The new C++ standard (C++0x) seems to have moved towards this with “auto”, so instead of this:
vectorstring::const_iterator it = names.begin();
you will be able do this:
auto it = names.begin();
Assuming someone actually implements it Although I do wonder how this plays with inheritance. e.g. Would var be the most generic type available or always what you tell it to be (I guess the latter, since it makes most sense).
Ah, I hope “” and “” aren’t eaten by the post demon. Otherwise the vector was of strings there.
I agree that in the examples above, but when it comes to variables being assigned through a call to a function (something like var x = GetSomeCrazyStuff(x,y)) the data type in front of the variable makes it easier to figure out what GetSomeCrazyStuff is supposed to return.
As one of the few, remaining C/C++ developers left - I think this is the worst idea in the world. Why? its completely non readable and makes maintenance a bitch. Being lazy is not a good thing! Don’t be a lazy programmer!!
“Anything that removes redundancy from our code should be aggressively pursued”
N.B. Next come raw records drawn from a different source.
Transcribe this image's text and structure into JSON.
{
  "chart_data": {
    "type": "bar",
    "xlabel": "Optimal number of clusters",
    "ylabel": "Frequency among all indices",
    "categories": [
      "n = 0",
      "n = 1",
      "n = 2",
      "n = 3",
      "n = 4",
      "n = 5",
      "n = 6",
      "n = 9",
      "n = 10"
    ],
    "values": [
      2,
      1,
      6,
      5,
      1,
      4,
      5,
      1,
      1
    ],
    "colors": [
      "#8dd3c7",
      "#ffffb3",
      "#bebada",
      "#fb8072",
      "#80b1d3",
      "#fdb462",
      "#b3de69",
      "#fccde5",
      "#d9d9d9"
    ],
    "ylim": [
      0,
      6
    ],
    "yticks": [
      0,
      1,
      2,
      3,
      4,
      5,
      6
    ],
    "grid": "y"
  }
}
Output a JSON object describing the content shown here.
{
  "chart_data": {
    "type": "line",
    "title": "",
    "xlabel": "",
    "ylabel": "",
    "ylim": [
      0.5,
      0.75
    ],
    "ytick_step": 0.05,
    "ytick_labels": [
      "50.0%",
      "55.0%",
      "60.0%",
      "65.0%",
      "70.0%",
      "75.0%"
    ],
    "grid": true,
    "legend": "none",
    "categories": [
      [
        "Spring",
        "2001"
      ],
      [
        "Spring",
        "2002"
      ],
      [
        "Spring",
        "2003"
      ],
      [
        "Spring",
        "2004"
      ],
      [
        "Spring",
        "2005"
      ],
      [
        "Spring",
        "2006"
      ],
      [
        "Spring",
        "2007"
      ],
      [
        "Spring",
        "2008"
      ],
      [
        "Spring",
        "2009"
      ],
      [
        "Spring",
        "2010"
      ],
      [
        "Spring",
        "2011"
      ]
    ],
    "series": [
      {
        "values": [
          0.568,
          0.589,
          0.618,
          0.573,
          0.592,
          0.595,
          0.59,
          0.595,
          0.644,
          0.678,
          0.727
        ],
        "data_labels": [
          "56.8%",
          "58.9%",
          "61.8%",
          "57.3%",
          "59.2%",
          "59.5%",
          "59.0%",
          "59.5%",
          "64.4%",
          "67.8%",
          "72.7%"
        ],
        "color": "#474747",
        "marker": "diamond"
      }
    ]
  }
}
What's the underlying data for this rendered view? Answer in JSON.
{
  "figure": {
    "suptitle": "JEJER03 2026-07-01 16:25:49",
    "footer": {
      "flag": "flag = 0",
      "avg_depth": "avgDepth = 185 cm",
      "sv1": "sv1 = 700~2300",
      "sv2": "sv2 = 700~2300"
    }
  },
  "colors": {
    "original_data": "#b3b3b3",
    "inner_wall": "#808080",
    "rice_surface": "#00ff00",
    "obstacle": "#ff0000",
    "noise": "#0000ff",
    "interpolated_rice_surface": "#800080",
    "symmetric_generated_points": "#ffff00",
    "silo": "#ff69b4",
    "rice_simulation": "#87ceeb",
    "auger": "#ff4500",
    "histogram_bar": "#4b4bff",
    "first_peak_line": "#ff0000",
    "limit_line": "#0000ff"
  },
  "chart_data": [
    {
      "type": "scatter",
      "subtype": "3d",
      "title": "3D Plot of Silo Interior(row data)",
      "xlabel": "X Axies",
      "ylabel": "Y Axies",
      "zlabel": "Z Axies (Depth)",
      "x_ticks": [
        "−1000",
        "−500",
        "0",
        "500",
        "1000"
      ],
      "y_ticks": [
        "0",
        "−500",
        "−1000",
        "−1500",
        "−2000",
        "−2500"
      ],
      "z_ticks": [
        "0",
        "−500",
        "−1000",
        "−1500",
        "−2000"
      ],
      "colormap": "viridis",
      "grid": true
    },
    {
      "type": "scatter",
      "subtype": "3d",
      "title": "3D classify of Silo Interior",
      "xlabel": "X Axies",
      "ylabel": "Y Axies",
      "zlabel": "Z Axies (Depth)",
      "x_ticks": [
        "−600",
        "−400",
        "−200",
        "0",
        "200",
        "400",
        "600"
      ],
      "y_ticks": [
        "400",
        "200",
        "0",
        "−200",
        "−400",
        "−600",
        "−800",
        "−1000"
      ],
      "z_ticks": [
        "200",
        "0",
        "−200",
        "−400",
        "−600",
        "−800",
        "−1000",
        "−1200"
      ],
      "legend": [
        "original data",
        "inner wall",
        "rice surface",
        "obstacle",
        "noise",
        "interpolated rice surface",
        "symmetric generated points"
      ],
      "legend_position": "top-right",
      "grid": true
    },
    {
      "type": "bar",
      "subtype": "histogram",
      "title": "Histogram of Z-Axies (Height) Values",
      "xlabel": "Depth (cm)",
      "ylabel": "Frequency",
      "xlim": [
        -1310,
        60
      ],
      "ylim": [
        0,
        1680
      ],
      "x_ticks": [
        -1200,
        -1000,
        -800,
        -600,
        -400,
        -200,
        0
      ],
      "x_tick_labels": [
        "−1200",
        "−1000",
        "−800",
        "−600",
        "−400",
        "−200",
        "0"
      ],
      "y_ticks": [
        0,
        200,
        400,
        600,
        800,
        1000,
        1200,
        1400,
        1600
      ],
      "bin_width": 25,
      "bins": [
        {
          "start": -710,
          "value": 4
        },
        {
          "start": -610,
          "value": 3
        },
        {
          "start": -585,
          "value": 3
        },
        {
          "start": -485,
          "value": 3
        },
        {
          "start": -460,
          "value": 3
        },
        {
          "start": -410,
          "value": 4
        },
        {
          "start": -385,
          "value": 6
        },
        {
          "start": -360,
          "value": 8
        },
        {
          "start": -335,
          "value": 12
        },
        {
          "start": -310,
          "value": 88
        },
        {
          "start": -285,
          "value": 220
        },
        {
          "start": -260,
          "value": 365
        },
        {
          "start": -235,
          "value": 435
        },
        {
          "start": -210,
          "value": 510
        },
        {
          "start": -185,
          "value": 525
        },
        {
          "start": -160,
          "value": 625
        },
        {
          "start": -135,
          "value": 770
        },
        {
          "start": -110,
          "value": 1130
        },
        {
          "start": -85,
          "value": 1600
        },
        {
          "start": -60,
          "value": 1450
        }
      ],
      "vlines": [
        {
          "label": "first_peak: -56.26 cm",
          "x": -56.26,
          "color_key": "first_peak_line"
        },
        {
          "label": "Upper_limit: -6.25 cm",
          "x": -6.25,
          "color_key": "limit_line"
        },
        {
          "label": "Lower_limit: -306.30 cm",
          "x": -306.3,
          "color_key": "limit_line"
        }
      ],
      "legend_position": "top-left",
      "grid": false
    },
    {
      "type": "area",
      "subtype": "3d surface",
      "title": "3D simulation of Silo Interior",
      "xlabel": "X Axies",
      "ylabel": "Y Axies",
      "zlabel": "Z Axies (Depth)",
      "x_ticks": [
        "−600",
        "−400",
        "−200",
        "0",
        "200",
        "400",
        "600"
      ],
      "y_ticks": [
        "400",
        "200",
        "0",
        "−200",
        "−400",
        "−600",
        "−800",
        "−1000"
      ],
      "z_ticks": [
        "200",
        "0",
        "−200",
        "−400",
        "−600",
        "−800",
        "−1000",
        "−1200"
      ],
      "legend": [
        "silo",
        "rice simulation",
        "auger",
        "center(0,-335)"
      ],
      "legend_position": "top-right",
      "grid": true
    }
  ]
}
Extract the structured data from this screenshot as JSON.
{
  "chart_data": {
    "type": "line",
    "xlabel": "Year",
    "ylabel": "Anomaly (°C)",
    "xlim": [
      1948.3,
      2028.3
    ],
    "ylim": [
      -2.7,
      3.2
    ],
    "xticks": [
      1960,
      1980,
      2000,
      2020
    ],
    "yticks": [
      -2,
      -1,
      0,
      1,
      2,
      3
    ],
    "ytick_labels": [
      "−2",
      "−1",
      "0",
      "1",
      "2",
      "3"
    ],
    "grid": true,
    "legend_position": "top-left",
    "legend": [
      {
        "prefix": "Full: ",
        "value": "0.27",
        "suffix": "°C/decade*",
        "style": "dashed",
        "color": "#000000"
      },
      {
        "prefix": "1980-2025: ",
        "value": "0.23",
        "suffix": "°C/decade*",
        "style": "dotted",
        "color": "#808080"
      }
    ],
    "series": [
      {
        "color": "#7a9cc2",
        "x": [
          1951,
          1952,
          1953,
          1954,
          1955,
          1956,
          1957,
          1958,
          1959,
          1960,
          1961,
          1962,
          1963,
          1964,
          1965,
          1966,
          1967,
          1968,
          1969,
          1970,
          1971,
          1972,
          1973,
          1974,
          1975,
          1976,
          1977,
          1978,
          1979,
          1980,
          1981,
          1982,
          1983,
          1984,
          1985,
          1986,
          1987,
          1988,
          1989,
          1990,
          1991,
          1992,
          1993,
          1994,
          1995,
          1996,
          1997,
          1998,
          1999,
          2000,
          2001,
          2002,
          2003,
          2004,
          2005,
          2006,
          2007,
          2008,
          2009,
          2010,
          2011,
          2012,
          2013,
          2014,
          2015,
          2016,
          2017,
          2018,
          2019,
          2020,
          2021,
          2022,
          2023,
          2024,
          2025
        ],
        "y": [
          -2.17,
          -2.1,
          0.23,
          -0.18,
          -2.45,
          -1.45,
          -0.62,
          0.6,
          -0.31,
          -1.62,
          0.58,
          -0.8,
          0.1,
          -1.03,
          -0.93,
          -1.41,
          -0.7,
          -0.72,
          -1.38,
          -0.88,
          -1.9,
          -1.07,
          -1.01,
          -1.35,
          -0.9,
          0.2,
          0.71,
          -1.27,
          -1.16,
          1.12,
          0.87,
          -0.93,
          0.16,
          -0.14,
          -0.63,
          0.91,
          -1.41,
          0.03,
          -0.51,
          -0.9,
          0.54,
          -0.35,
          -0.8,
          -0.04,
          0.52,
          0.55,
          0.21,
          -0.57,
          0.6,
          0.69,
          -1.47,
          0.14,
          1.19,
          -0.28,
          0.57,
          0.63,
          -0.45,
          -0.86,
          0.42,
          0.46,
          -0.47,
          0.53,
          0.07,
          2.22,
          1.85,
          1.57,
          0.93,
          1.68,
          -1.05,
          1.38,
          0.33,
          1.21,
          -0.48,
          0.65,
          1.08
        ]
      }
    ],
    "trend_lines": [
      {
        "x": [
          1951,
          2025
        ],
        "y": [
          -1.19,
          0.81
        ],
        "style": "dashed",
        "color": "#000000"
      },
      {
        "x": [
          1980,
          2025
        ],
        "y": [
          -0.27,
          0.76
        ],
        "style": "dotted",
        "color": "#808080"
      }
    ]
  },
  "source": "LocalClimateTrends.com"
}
Actually, that’s a pretty strong claim that would need justification. Many people argue that redundancy in code is a good thing because it helps catching logical errors in the code – provided the compiler checks all the information; else the redundancy is obviously harmful (because the information might differ).
That being said, I agree with you in this case. Redundancy in variable declaration is useless code bloat. I actually prefer the new notation for another reason: because it prefixes declarations with a keyword, analogously to VB’s ‘Dim’ statement. I’ve always hated C-like languages for their implied declarations which make the code much harder to parse (even for a human reader).